Download alignment **ModelNet** [here](https://shapenet.cs.stanford.edu/media/modelnet40_normal_resampled.zip) and save in `../data/modelnet40_normal_resampled/`. Follow the instructions of [PointNet++(Pytorch)](https://github.com/yanx27/Pointnet_Pointnet2_pytorch) to prepare the data. Specifically, please use `--process_data` to preprocess the data, and move the processed data to `../data/modelnet40_preprocessed/`. Alternatively, you can also download the pre-processd data [here](https://1drv.ms/u/s!AmHXm1tT3NIcnnBiRlVxATXtOhe9?e=oynmh2) and save it in `../data/modelnet40_preprocessed/`. (**Note**: the `data/` folder is outside the project folder)

To train a RIConv++ model to classify shapes in the ModelNet40 dataset:
```
python3 train_classification_modelnet40.py
```
For testing, you can use your trained model by specifying the `--log_dir` or use our **pretrained model** [4.9MB](log/classification_modelnet40/pretrained) directly:
```
python3 test_classification_modelnet40.py
```
#### ScanObjectNN
Download the **ScanObjectNN** [here](https://hkust-vgd.github.io/scanobjectnn/) and save the `main_split` and `main_split_nobg` subfolders that inlcude the h5 files into the `../data/scanobjectnn/` (**Note**: the `data/` folder is outside the project folder)
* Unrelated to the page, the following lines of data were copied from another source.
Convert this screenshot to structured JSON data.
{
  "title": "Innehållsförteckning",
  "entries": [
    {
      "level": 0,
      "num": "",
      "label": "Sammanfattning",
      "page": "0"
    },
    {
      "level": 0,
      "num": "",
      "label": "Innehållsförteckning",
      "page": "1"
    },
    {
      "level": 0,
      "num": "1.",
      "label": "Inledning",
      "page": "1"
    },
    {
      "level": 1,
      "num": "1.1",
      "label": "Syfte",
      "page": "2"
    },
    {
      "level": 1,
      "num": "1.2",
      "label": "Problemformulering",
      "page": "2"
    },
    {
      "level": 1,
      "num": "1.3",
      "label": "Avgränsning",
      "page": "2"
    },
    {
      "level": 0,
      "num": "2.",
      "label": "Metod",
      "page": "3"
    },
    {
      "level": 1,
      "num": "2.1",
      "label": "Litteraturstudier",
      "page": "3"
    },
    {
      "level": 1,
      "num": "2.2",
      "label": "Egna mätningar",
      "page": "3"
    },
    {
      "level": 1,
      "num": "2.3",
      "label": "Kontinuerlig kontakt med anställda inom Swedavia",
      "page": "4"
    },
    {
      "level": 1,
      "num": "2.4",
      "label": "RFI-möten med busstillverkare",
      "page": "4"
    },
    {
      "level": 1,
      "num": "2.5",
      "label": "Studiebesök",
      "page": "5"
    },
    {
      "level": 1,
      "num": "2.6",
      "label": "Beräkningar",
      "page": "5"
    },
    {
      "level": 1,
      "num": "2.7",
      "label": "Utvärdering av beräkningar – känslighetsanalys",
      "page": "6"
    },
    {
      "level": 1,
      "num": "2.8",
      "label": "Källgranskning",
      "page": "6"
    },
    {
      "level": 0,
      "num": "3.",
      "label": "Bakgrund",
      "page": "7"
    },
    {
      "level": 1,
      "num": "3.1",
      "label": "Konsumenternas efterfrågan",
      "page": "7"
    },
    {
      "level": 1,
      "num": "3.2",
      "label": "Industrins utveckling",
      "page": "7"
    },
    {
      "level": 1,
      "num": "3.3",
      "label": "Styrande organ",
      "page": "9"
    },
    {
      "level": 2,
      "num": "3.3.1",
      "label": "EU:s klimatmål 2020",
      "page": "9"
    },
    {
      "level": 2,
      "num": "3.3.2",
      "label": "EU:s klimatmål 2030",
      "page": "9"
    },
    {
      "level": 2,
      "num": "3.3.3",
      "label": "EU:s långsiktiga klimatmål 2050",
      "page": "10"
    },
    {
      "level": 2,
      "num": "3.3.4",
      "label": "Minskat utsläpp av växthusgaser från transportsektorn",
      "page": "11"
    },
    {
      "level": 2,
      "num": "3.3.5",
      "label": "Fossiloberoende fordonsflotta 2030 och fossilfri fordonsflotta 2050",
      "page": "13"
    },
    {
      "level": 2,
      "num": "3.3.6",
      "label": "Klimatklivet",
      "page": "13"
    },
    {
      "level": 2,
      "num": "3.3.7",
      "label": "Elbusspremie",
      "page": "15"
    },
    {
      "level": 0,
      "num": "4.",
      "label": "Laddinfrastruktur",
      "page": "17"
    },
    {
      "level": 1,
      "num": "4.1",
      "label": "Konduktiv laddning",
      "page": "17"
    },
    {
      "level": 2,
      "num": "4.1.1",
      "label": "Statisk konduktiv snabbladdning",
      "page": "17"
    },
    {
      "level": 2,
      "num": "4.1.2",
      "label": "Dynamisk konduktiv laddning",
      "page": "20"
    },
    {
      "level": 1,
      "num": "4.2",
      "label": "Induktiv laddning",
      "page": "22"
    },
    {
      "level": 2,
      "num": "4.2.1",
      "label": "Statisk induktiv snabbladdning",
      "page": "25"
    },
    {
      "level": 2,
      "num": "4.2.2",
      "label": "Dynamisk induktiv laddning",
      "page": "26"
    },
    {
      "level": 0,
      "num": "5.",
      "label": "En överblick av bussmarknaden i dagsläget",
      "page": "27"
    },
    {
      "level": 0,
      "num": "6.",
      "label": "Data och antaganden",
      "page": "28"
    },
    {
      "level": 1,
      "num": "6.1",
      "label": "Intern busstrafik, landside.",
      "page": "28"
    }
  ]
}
Training on the **OBJ_ONLY** variant:
```
python3 train_classification_scanobj.py --data_type 'OBJ_NOBG'
```
For testing, you can use your trained model by specifying the `--log_dir` or use our **pretrained model** [4.9MB](log/classification_scanobj/pretrained/OBJ_NOBG) directly:
```
python3 test_classification_scanobj.py --data_type 'OBJ_NOBG'
```

Training on the **OBJ_BG** variant:
```
python3 train_classification_scanobj.py --data_type 'OBJ_BG'
```
For testing, you can use your trained model by specifying the `--log_dir` or use our **pretrained model** [4.9MB](log/classification_scanobj/pretrained/OBJ_BG) directly:
```
python3 test_classification_scanobj.py --data_type 'OBJ_BG'
```

Training on the hardest variant **PB_T50_RS**:
```
python3 train_classification_scanobj.py --data_type 'hardest'
```
For testing, you can use your trained model by specifying the `--log_dir` or use our **pretrained model** [4.9MB](log/classification_scanobj/pretrained/hardest) directly:
```
python3 test_classification_scanobj.py --data_type 'hardest'
```

### Segmentation
We perform part segmentation and semantic segmentation on ShapeNet and S3DIS respectively.

#### ShapeNet
Download alignment **ShapeNet** [here](https://shapenet.cs.stanford.edu/media/shapenetcore_partanno_segmentation_benchmark_v0_normal.zip)  and save in `../data/shapenetcore_partanno_segmentation_benchmark_v0_normal/`. (**Note**: the `data/` folder is outside the project folder)

Training:
```
python3 train_partseg.py
```
For testing, you can use your trained model by specifying the `--log_dir` or use our **pretrained model** [18.2MB](log/part_seg/pretrained) directly:
```
python3 test_partseg.py
```

#### S3DIS
Please download the **S3DIS** dataset [here](http://buildingparser.stanford.edu/dataset.html#Download), and run the following scripts to preprocess the data:
```
cd data_utils
python collect_indoor3d_data.py
```
Processed data will save in `../data/s3dis/stanford_indoor3d/`. (**Note**: the `data/` folder is outside the project folder)

Training:
```
python3 train_semseg.py
```
For testing, you can use your trained model by specifying the `--log_dir` or use our **pretrained model** [18.2MB](log/sem_seg/pretrained) directly:
```
python3 test_semseg.py
```

## License
This repository is released under MIT License (see LICENSE file for details).